Ms. Felts, who buys lunch about three times a week, ordered a take-out lunch Monday.
“I’ve been excited by the aromas emitting from this place,” said Ms. Felts, who paid $10.76, including tax, for a sandwich, bag of chips and soft drink. “I could hardly wait for them to open. I plan to make this a regular trip. I look forward to trying everything on the menu.”
David “Ike” Miller, 53, who owns Miller Carpets along West Shirley Avenue in Warrenton, likes to support local businesses that offer good value.
“Great prices,” Mr. Miller told the owner Monday. “Right where they should be. You’re going to make some people on Main Street unhappy. But, that’s OK.”
His take-out of a French Dip sandwich and a small chili totaled $12.78, with tax.
“Very tasty,” Mr. Miller, who buys lunch about three times a week, said of sandwich. “You can tell it’s not out of the bag.”

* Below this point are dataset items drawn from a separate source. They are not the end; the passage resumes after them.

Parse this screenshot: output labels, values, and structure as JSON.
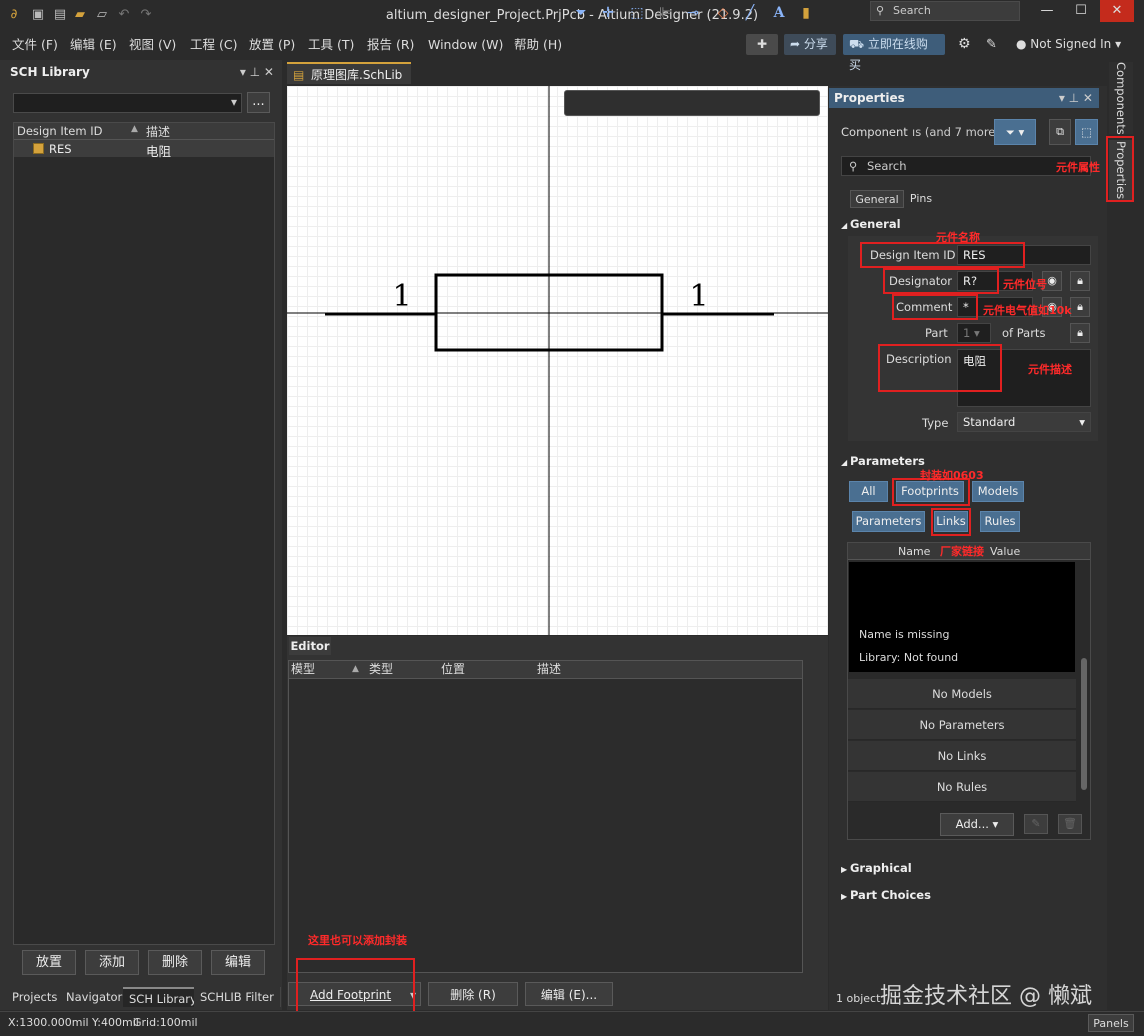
{
  "window": {
    "title": "altium_designer_Project.PrjPcb - Altium Designer (21.9.2)",
    "search_placeholder": "Search"
  },
  "menu": [
    "文件 (F)",
    "编辑 (E)",
    "视图 (V)",
    "工程 (C)",
    "放置 (P)",
    "工具 (T)",
    "报告 (R)",
    "Window (W)",
    "帮助 (H)"
  ],
  "toolbar": {
    "share": "分享",
    "buy": "立即在线购买",
    "user": "Not Signed In"
  },
  "left_panel": {
    "title": "SCH Library",
    "more_button": "...",
    "columns": [
      "Design Item ID",
      "描述"
    ],
    "rows": [
      {
        "id": "RES",
        "desc": "电阻"
      }
    ],
    "buttons": [
      "放置",
      "添加",
      "删除",
      "编辑"
    ],
    "tabs": [
      "Projects",
      "Navigator",
      "SCH Library",
      "SCHLIB Filter"
    ]
  },
  "document": {
    "tab": "原理图库.SchLib *",
    "pin_left": "1",
    "pin_right": "1"
  },
  "editor": {
    "tab": "Editor",
    "columns": [
      "模型",
      "类型",
      "位置",
      "描述"
    ],
    "add_footprint": "Add Footprint",
    "delete": "删除 (R)",
    "edit": "编辑 (E)..."
  },
  "properties": {
    "title": "Properties",
    "component_label": "Component",
    "component_filter": "ıs (and 7 more)",
    "search": "Search",
    "tabs": [
      "General",
      "Pins"
    ],
    "general_header": "General",
    "design_item_id_label": "Design Item ID",
    "design_item_id": "RES",
    "designator_label": "Designator",
    "designator": "R?",
    "comment_label": "Comment",
    "comment": "*",
    "part_label": "Part",
    "part_value": "1",
    "of_parts": "of Parts",
    "description_label": "Description",
    "description": "电阻",
    "type_label": "Type",
    "type": "Standard",
    "parameters_header": "Parameters",
    "filter_buttons_row1": [
      "All",
      "Footprints",
      "Models"
    ],
    "filter_buttons_row2": [
      "Parameters",
      "Links",
      "Rules"
    ],
    "param_columns": [
      "Name",
      "Value"
    ],
    "preview_line1": "Name is missing",
    "preview_line2": "Library: Not found",
    "empty_rows": [
      "No Models",
      "No Parameters",
      "No Links",
      "No Rules"
    ],
    "add_button": "Add...",
    "graphical": "Graphical",
    "part_choices": "Part Choices",
    "selection": "1 object"
  },
  "side_tabs": [
    "Components",
    "Properties"
  ],
  "annotations": {
    "props": "元件属性",
    "name": "元件名称",
    "designator": "元件位号",
    "comment": "元件电气值如10k",
    "description": "元件描述",
    "footprint": "封装如0603",
    "links": "厂家链接",
    "add_here": "这里也可以添加封装"
  },
  "watermark": "掘金技术社区 @ 懒斌",
  "status": {
    "coords": "X:1300.000mil Y:400mil",
    "grid": "Grid:100mil",
    "panels": "Panels"
  }
}
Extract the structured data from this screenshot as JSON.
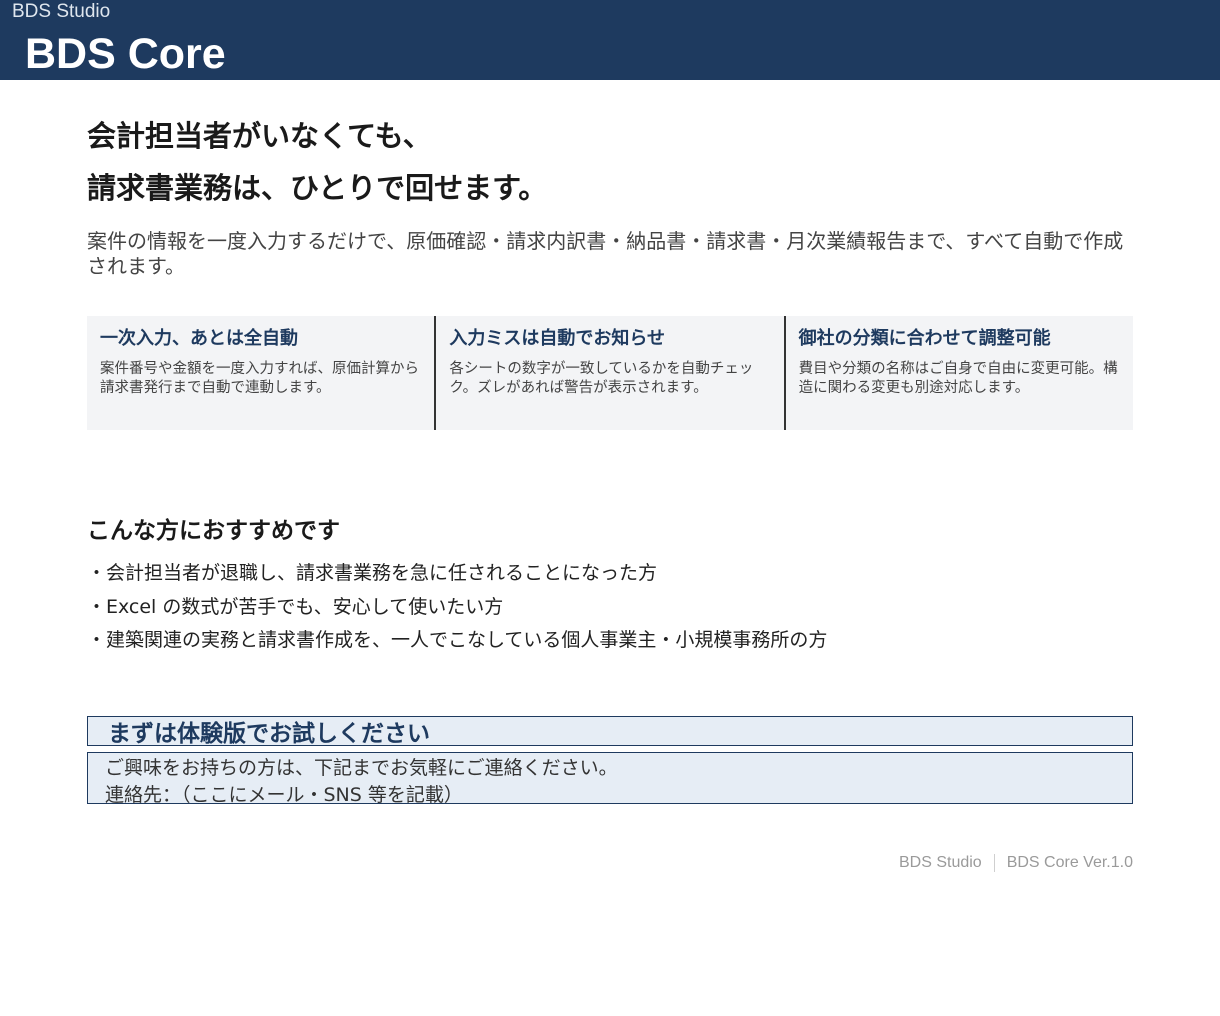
{
  "header": {
    "studio": "BDS Studio",
    "product": "BDS Core"
  },
  "hero": {
    "headline_line1": "会計担当者がいなくても、",
    "headline_line2": "請求書業務は、ひとりで回せます。",
    "lead": "案件の情報を一度入力するだけで、原価確認・請求内訳書・納品書・請求書・月次業績報告まで、すべて自動で作成されます。"
  },
  "features": [
    {
      "title": "一次入力、あとは全自動",
      "text": "案件番号や金額を一度入力すれば、原価計算から請求書発行まで自動で連動します。"
    },
    {
      "title": "入力ミスは自動でお知らせ",
      "text": "各シートの数字が一致しているかを自動チェック。ズレがあれば警告が表示されます。"
    },
    {
      "title": "御社の分類に合わせて調整可能",
      "text": "費目や分類の名称はご自身で自由に変更可能。構造に関わる変更も別途対応します。"
    }
  ],
  "recommend": {
    "title": "こんな方におすすめです",
    "items": [
      "・会計担当者が退職し、請求書業務を急に任されることになった方",
      "・Excel の数式が苦手でも、安心して使いたい方",
      "・建築関連の実務と請求書作成を、一人でこなしている個人事業主・小規模事務所の方"
    ]
  },
  "cta": {
    "title": "まずは体験版でお試しください",
    "line1": "ご興味をお持ちの方は、下記までお気軽にご連絡ください。",
    "line2": "連絡先：（ここにメール・SNS 等を記載）"
  },
  "footer": {
    "studio": "BDS Studio",
    "version": "BDS Core Ver.1.0"
  },
  "colors": {
    "header_bg": "#1e3a5f",
    "accent": "#1e3a5f",
    "panel_bg": "#f3f4f6",
    "cta_bg": "#e6edf5"
  }
}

Of the chili, he added: “Divine, rich. You can tell it’s made from scratch, and the portion’s great.”
Victoria Adams, 32, serves a marketing director for Warrenton’s Von Cannon General Store.
Ms. Adams paid $6.83, tax included, for a baked potato topped with chili and a white chocolate cookie.
“That’s a good baked potato,” she said. “It’s baked properly. Sometimes, they’re not baked through.”
Ms. Adams, who buys lunch about three times per week, plans to return.
“It’s good,” she said. “It’s near where I work; it’s healthy, value for the dollar. That’s why I’m here.”
Because of the holiday weekend, the business got off to a slow start, Mr. Dial said.
But despite Monday’s rain, “it’s been fantastic,” he said of customer response. “Can’t complain.”